Serie A

Inter, Milan, Juventus e Napoli vincono all’esordio: le pagelle

Milanesi convincenti, tanto lavoro per Spalletti e Allegri

Inter, Milan, Juventus e Napoli vincono all’esordio: le pagelle

Di solito il primo giorno di scuola non ci sono interrogazioni né compiti in classe. Nel calcio, però, la materia è anomala: gli esami non finiscono mai e bisogna valutare anche i compiti delle vacanze svolti dagli allenatori, per capire che tipo di stagione ci si può aspettare.

INTER 7,5

Chivu ha scelto la strada più semplice, schierando praticamente la stessa squadra che ha conquistato lo scudetto nella passata stagione e lasciando le novità soprattutto per il finale.
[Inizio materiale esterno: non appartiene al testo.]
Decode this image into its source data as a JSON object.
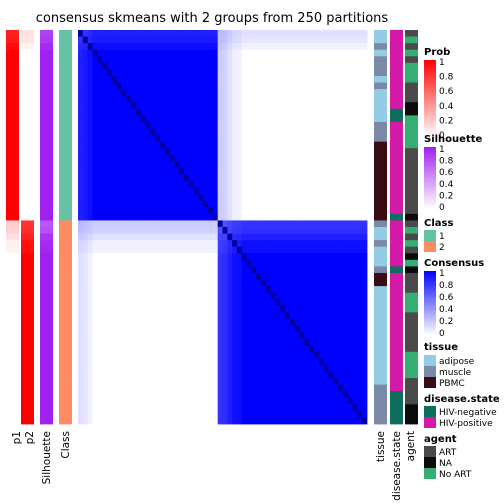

Tutto è filato abbastanza liscio, a parte una ventina di minuti di sofferenza nel primo tempo, coincisi con il gol di Varela. Il prossimo compito dell’allenatore interista sarà più complicato: inserire gradualmente i tre inglesi. Per ora sono arrivati minuti per Stones, poi toccherà a Spence e Jones. Intanto c’è un Pio Esposito straordinario, pronto a conquistare spazio e a mettere in discussione gerarchie che sembravano consolidate.

MILAN 7,5

Una squadra completamente diversa rispetto alla passata stagione, con un allenatore nuovo, un sistema di gioco differente, diversi volti nuovi e giocatori reinventati in altri ruoli, come Chukwueze. Amorim ha sempre dimostrato grande coraggio, anche quando le sue scelte comportano dei rischi. Per ora i fatti gli stanno dando ragione: il suo pupillo Cisse ha già trovato un gol importante, mentre il centravanti scelto da lui, Gonçalo Ramos, si muove bene anche se è stato servito poco. Per più di un’ora, a Torino, il Milan ha dato sensazioni molto positive.

JUVENTUS 6,5

Il lavoro di Spalletti è apparso convincente già nel precampionato, quando mancavano numerosi giocatori. Ora solo il mercato potrà aggiungere ulteriore qualità a una squadra che sembra avere un’idea di gioco precisa. A centrocampo manca forse un vero alternatore alla Calhanoglu, ma Locatelli e il ritrovato Douglas Luiz offrono buone garanzie. Il limite resta la scarsa precisione sotto porta e una certa difficoltà nella gestione degli ultimi venti minuti: a Frosinone la Juventus ha corso più di un pericolo.

NAPOLI 6+

Situazione diversa rispetto al Milan: allenatore nuovo ma squadra quasi identica a quella della passata stagione. Allegri ha modificato la disposizione, puntando sulla difesa a quattro, ma senza rivoluzionare ruoli e meccanismi. C’è ancora qualcosa da sistemare in fase offensiva, soprattutto per sostenere meglio Hojlund, spesso costretto a combattere da solo contro più avversari. Da rivedere anche l’approccio alla partita: sul campo del Genoa, infatti, gli azzurri hanno faticato e lasciato troppo spesso l’iniziativa ai rossoblù di De Rossi.